Coun. Sheena Hughes backed away from her call for lower sign fees at Monday’s council meeting but instead called for a 14-day grace period for sign operators who forget to renew their permit on time.

Council voted 5-2 in favour of Hughes’ motion to offer a chance for permit holders to renew before having to pay a $150 late renewal fee.

Hughes said the penalty is a tough one for small and medium businesses trying to stay afloat in St. Albert.

“I realize that some people don’t like portable signs … but the reality is that (the businesses) need them,” she said, adding that’s why there continues to be a demand for portable signs despite increasing fees.

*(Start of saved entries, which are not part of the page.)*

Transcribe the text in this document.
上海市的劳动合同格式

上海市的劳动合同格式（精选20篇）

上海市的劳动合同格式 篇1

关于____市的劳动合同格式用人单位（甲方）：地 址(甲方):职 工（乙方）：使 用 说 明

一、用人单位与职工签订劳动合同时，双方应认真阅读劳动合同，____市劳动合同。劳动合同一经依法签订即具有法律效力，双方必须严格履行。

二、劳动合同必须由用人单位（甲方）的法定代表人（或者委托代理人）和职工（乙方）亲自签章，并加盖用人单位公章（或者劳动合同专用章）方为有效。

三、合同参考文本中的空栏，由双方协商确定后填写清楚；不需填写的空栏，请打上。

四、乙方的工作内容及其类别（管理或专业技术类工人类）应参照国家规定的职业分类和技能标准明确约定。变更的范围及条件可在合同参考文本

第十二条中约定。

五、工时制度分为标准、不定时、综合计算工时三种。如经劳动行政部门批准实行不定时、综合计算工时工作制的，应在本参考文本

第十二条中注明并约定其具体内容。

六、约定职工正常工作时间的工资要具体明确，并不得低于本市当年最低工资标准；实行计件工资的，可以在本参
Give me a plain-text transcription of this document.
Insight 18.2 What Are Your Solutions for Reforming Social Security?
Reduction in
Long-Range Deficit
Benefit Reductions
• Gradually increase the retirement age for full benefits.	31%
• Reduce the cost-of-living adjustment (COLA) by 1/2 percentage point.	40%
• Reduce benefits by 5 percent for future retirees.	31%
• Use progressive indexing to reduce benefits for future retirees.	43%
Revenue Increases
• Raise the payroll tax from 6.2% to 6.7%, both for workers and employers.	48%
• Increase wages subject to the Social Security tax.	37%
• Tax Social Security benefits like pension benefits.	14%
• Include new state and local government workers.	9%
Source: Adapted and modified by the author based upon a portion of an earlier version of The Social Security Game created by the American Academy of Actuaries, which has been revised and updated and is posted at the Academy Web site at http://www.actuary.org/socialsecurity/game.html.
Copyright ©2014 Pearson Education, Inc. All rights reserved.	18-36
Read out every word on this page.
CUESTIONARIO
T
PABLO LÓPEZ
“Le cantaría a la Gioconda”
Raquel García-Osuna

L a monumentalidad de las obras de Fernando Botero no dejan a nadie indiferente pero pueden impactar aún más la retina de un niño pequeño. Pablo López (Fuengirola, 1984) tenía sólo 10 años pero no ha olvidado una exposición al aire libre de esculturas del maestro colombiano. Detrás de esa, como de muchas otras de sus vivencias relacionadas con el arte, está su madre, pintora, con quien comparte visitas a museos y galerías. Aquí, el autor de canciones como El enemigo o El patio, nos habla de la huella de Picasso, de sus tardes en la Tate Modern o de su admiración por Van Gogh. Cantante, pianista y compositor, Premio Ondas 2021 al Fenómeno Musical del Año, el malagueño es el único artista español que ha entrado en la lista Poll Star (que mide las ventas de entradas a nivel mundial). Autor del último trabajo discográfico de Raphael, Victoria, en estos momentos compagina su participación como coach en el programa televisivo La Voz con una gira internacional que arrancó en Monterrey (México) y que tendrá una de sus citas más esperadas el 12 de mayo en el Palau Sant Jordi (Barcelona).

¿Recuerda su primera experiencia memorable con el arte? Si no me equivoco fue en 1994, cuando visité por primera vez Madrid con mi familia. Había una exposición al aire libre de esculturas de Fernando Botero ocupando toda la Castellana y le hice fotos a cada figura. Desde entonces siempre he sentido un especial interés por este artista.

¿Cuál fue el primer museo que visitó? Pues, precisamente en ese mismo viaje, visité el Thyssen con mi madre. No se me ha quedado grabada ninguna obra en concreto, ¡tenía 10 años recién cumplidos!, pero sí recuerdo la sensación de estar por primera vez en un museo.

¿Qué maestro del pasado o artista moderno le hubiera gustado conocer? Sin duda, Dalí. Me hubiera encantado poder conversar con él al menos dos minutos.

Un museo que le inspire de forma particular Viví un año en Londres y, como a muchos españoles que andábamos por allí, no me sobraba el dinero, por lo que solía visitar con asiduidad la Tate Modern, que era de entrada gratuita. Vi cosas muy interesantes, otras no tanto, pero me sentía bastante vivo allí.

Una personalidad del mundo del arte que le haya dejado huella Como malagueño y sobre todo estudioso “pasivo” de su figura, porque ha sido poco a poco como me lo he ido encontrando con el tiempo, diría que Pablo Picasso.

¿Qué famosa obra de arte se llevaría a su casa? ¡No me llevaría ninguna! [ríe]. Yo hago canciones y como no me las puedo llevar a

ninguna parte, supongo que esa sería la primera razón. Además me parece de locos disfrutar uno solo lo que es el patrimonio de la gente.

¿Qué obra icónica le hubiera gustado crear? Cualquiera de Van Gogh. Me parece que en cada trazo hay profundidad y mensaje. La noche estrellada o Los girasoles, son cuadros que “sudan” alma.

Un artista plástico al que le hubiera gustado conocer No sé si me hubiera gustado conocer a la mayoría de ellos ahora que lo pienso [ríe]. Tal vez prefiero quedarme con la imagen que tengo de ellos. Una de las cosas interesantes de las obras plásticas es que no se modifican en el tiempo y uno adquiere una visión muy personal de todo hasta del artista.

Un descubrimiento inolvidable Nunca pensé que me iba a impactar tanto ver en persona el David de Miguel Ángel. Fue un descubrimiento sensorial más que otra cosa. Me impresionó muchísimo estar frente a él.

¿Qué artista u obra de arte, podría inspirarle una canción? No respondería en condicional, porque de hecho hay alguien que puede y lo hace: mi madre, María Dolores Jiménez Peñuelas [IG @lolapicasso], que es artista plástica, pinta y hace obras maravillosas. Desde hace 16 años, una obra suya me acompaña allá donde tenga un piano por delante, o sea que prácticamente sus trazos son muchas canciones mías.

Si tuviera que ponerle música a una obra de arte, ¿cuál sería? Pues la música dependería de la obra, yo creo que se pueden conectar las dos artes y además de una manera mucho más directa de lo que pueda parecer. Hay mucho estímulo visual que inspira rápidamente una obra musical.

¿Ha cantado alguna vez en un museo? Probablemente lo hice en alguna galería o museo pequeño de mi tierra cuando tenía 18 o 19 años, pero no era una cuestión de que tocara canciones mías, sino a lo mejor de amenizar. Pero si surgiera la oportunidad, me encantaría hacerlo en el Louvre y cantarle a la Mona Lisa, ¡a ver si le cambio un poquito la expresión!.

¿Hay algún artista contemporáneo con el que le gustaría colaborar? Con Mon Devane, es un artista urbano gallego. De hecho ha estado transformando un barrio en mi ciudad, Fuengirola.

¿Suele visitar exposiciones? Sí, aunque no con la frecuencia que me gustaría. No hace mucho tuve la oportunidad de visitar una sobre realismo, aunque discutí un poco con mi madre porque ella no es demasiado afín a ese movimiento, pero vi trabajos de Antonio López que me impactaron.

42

Hughes postponed other motions addressing the portable and permanent sign permit fees, which she wanted to lower, until the city’s master rates and fees come back in front of council in the fall.

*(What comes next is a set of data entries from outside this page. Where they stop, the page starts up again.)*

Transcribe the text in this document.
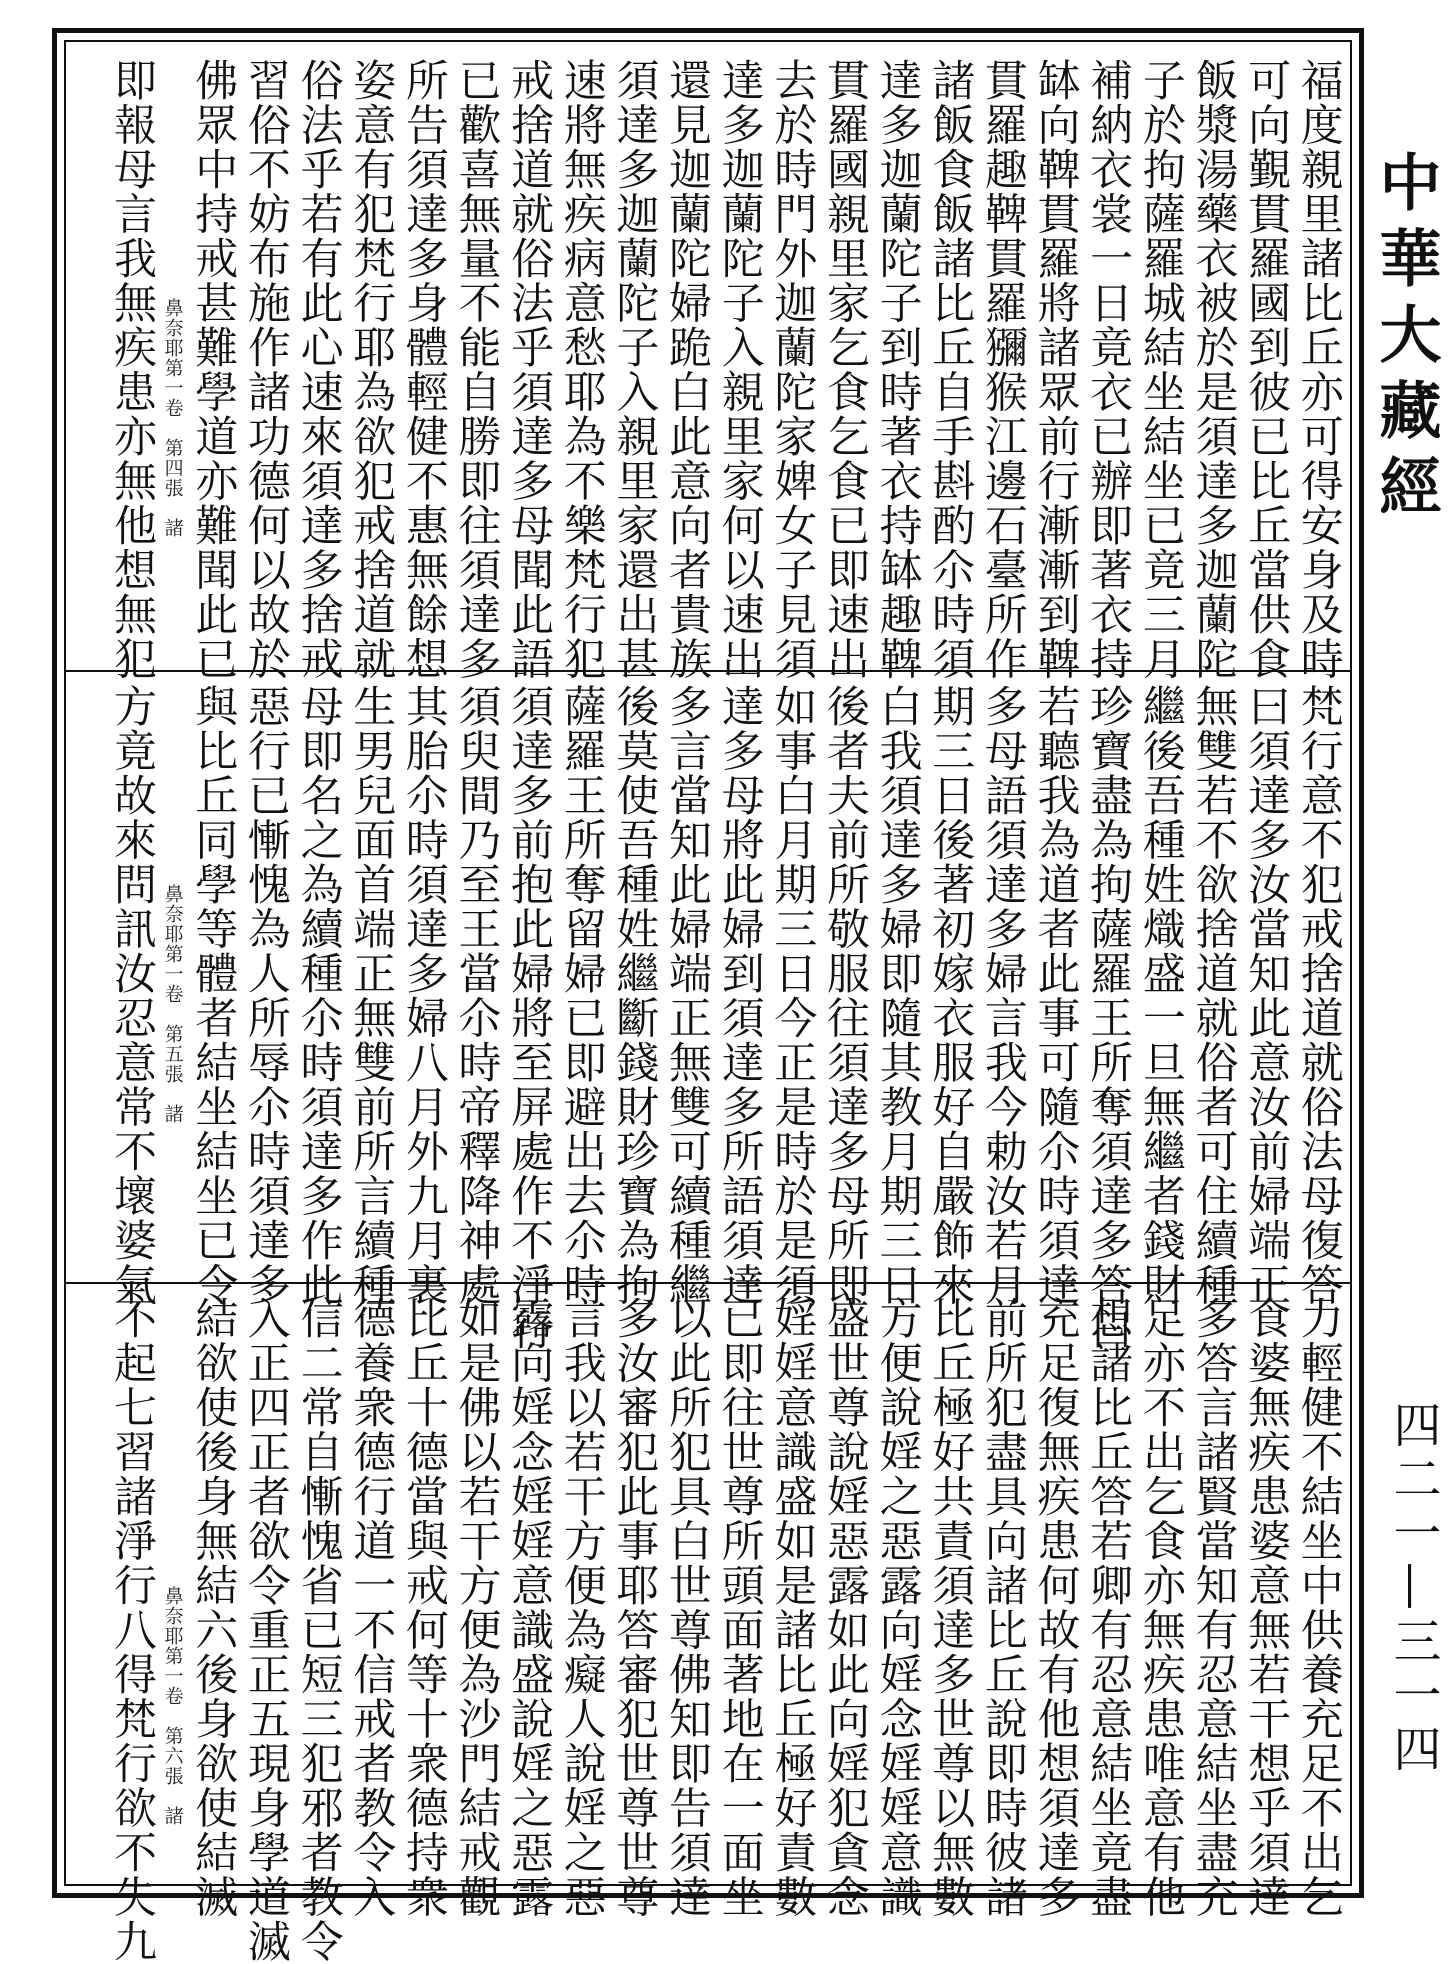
中華大藏經
四二一—三一四
福度親里諸比丘亦可得安身及時
可向覲貫羅國到彼已比丘當供食
飯漿湯藥衣被於是須達多迦蘭陀
子於拘薩羅城結坐結坐已竟三月
補納衣裳一日竟衣已辦即著衣持
缽向鞞貫羅將諸眾前行漸漸到鞞
貫羅趣鞞貫羅獼猴江邊石臺所作
諸飯食飯諸比丘自手斟酌尒時須
達多迦蘭陀子到時著衣持缽趣鞞
貫羅國親里家乞食乞食已即速出
去於時門外迦蘭陀家婢女子見須
達多迦蘭陀子入親里家何以速出
還見迦蘭陀婦跪白此意向者貴族
須達多迦蘭陀子入親里家還出甚
速將無疾病意愁耶為不樂梵行犯
戒捨道就俗法乎須達多母聞此語
已歡喜無量不能自勝即往須達多
所告須達多身體輕健不惠無餘想
姿意有犯梵行耶為欲犯戒捨道就
俗法乎若有此心速來須達多捨戒
習俗不妨布施作諸功德何以故於
佛眾中持戒甚難學道亦難聞此已
鼻奈耶第一卷　第四張　諸
即報母言我無疾患亦無他想無犯
梵行意不犯戒捨道就俗法母復答
曰須達多汝當知此意汝前婦端正
無雙若不欲捨道就俗者可住續種
繼後吾種姓熾盛一旦無繼者錢財
珍寶盡為拘薩羅王所奪須達多答曰
若聽我為道者此事可隨尒時須達
多母語須達多婦言我今勅汝若月
期三日後著初嫁衣服好自嚴飾來
白我須達多婦即隨其教月期三日
後者夫前所敬服往須達多母所即
如事白月期三日今正是時於是須
達多母將此婦到須達多所語須達
多言當知此婦端正無雙可續種繼
後莫使吾種姓繼斷錢財珍寶為拘
薩羅王所奪留婦已即避出去尒時
須達多前抱此婦將至屏處作不淨行
須臾間乃至王當尒時帝釋降神處
其胎尒時須達多婦八月外九月裏
生男兒面首端正無雙前所言續種
母即名之為續種尒時須達多作此
惡行已慚愧為人所辱尒時須達多
與比丘同學等體者結坐結坐已令
鼻奈耶第一卷　第五張　諸
方竟故來問訊汝忍意常不壞婆氣
力輕健不結坐中供養充足不出乞
食婆無疾患婆意無若干想乎須達
多答言諸賢當知有忍意結坐盡充
足亦不出乞食亦無疾患唯意有他
想諸比丘答若卿有忍意結坐竟盡
充足復無疾患何故有他想須達多
前所犯盡具向諸比丘說即時彼諸
比丘極好共責須達多世尊以無數
方便說婬之惡露向婬念婬婬意識
盛世尊說婬惡露如此向婬犯貪念
婬婬意識盛如是諸比丘極好責數
已即往世尊所頭面著地在一面坐
以此所犯具白世尊佛知即告須達
多汝審犯此事耶答審犯世尊世尊
言我以若干方便為癡人說婬之惡
露向婬念婬婬意識盛說婬之惡露
如是佛以若干方便為沙門結戒觀
比丘十德當與戒何等十衆德持衆
德養衆德行道一不信戒者教令入
信二常自慚愧省已短三犯邪者教令
入正四正者欲令重正五現身學道滅
結欲使後身無結六後身欲使結滅
鼻奈耶第一卷　第六張　諸
不起七習諸淨行八得梵行欲不失九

Coun. Cathy Heron said, while she’s never agreed with recent increases to portable sign fees, she wouldn’t support the motion adding a grace period for those who renew late.

“We want to ensure fairness,” Heron said, noting there are businesses that renew on time.

Mayor Nolan Crouse said late fees are a fact of life.

“It’s no different with renting a movie or renting a book, you have an obligation to make note to yourself when you have to pay,” Crouse said.

Both Heron and Crouse noted that in the report given to council, city staff found some applicants were taking advantage of a grace period and there was additional work in encouraging late renewals, so city staff returned to being firm about the date.

Earlier in the meeting, two members of the public spoke to the portable sign motions on the table.

Paul Quantz, chair of the St. Albert and District Chamber of Commerce, encouraged council to do a comprehensive review of portable sign issues and not simply make several incremental changes over time.

“Our businesses need to have consistency,” he said.

Greg Pawlechko, operator of the Sign Guru and a member of the Alberta Portable Sign Association, encouraged council to consult with the association on policy.

St. Albert’s fees continue to be out of line with the rest of the capital region, he said.

“It’s absolutely discriminatory what’s going on with our industry,” he said. “Our products exist because there’s a demand for it.”

St. Albert offers permits of up to 90 days. As of 2014, the cost for that permit is $225, a significant increase from $50 in 2008 and $100 in 2010.

Fort Saskatchewan, Leduc, Strathcona County and Edmonton all offer 365-day permits. Edmonton’s year-long permit is the most expensive at $255.